One difference to note is Go is a statically-typed, compiled language while Erlang is a dynamically-typed, bytecode-compiled language. Go would of course be more superior in arithmetic computation such as image processing than Erlang. And being compiled to executable Go program is more portable than Erlang without the need of a virtual machine.
Questions, feedbacks, and advices are welcome. Please leave them in the comments.
Top comments (7)
Good article, thank you.
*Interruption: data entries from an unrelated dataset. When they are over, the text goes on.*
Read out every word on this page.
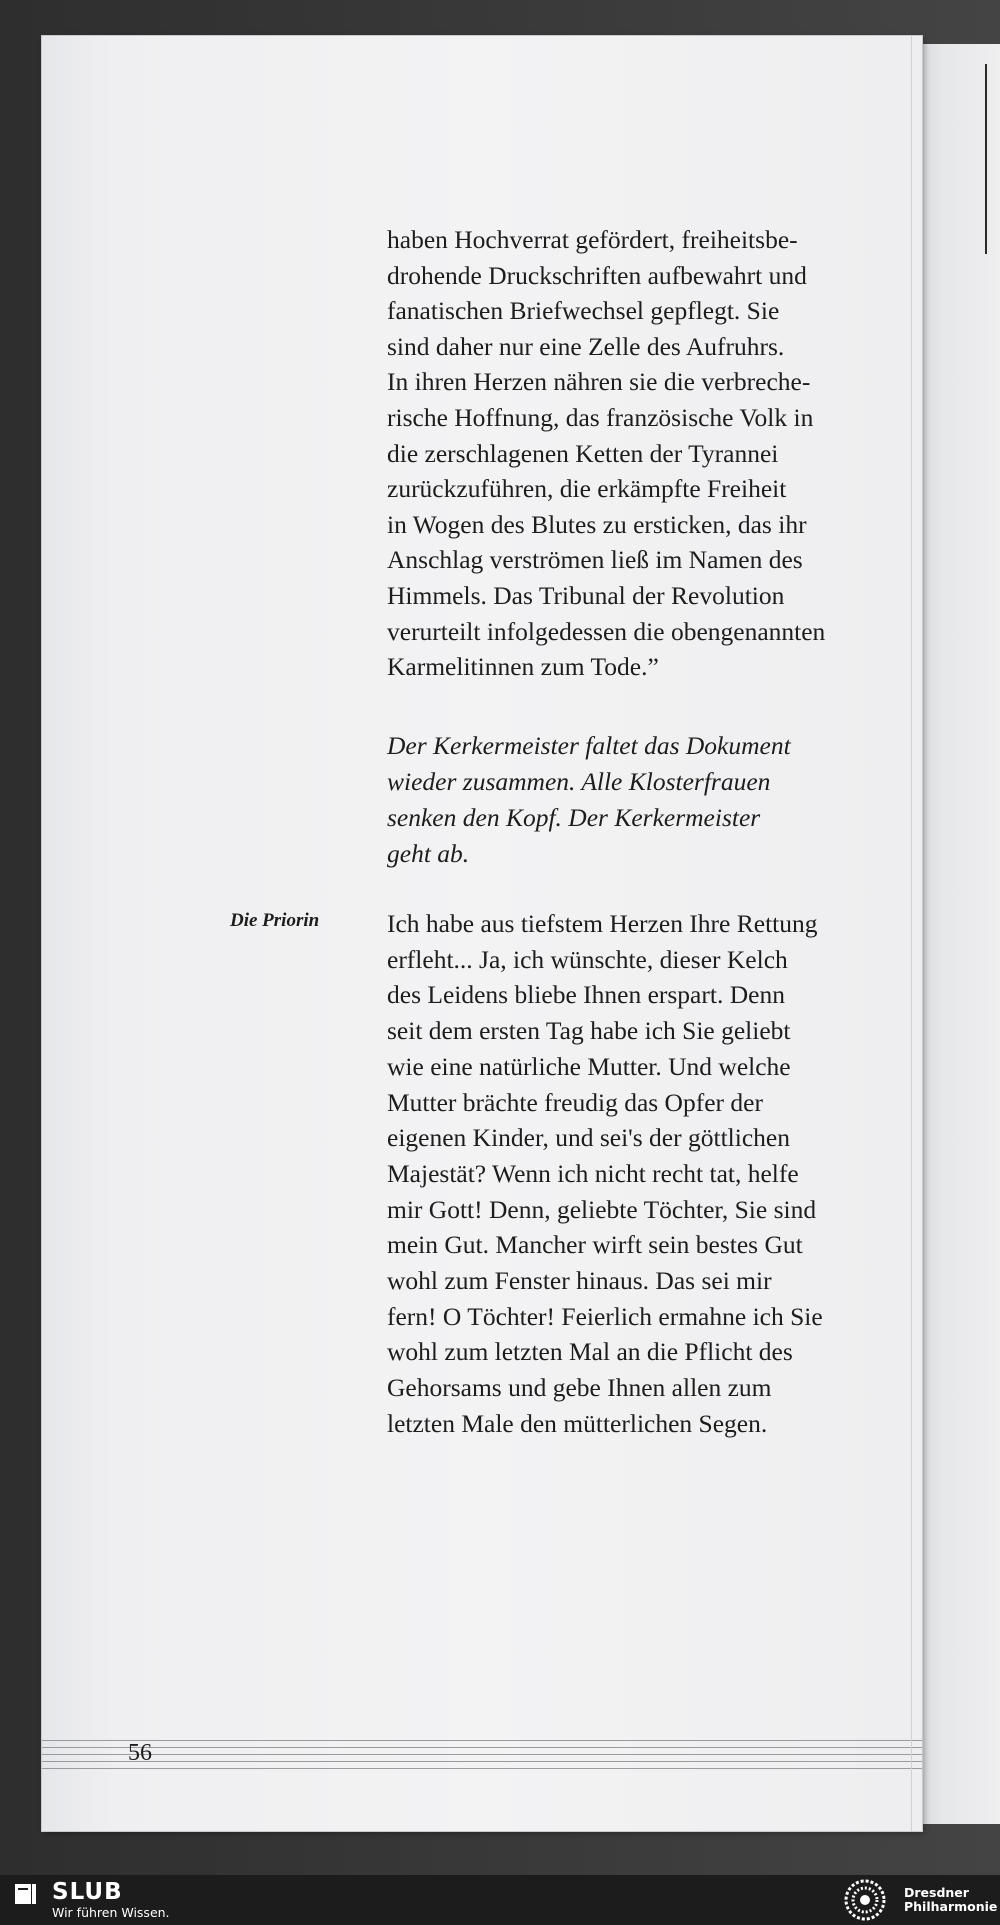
haben Hochverrat gefördert, freiheitsbe-
drohende Druckschriften aufbewahrt und
fanatischen Briefwechsel gepflegt. Sie
sind daher nur eine Zelle des Aufruhrs.
In ihren Herzen nähren sie die verbreche-
rische Hoffnung, das französische Volk in
die zerschlagenen Ketten der Tyrannei
zurückzuführen, die erkämpfte Freiheit
in Wogen des Blutes zu ersticken, das ihr
Anschlag verströmen ließ im Namen des
Himmels. Das Tribunal der Revolution
verurteilt infolgedessen die obengenannten
Karmelitinnen zum Tode.”
Der Kerkermeister faltet das Dokument
wieder zusammen. Alle Klosterfrauen
senken den Kopf. Der Kerkermeister
geht ab.
Die Priorin	Ich habe aus tiefstem Herzen Ihre Rettung
erfleht... Ja, ich wünschte, dieser Kelch
des Leidens bliebe Ihnen erspart. Denn
seit dem ersten Tag habe ich Sie geliebt
wie eine natürliche Mutter. Und welche
Mutter brächte freudig das Opfer der
eigenen Kinder, und sei's der göttlichen
Majestät? Wenn ich nicht recht tat, helfe
mir Gott! Denn, geliebte Töchter, Sie sind
mein Gut. Mancher wirft sein bestes Gut
wohl zum Fenster hinaus. Das sei mir
fern! O Töchter! Feierlich ermahne ich Sie
wohl zum letzten Mal an die Pflicht des
Gehorsams und gebe Ihnen allen zum
letzten Male den mütterlichen Segen.
56
SLUB
Wir führen Wissen.
Dresdner
Philharmonie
I always wanted to take the time reading up, how Go handles this. Just a few notes on Erlang, here:
First, I wanted to make the point Alexander did already. Erlang’s built in functions with a need for performance are written in optimized C. Also you can easily cross compile Erlang code to C and get pretty good performance.
And another thing: you second Erlang program has a bug: in line 4 you reference
Code, butCodeis unbound at that point.Furthermore, just as a side note, the Erlang code is not idiomatic (function names should be snake_cased, deep pattern matching like in line 3 should be a descriptive call (e.g.
), and I personally wouldn’t take a foreach (ever) but map over the list).
Thank you for the corrections!
One thing to mention, you brought up a good point that Erlang is bad at numerical linear algebra, computer vision, etc., which is why these types of routines in Erlang are actually C functions that are called from Erlang. This way, numerical calculations are actually run as C code
Update for 2021
Erlang now has jit compilation since otp24 which narrows the speed gap (or perceived gap anyway)
Erlang's gc model avoids the problems that go suffers from which can affect performance.
Erlang has a much cleaner interface to C or Rust or Zig for performance work
So if performance Is important, I would choose Erlang over go any day if the week.
Thanks for the update. Love it.
Good to read. You have me interested in functional programming.
Can you also compare these concurrency model with Rust or C?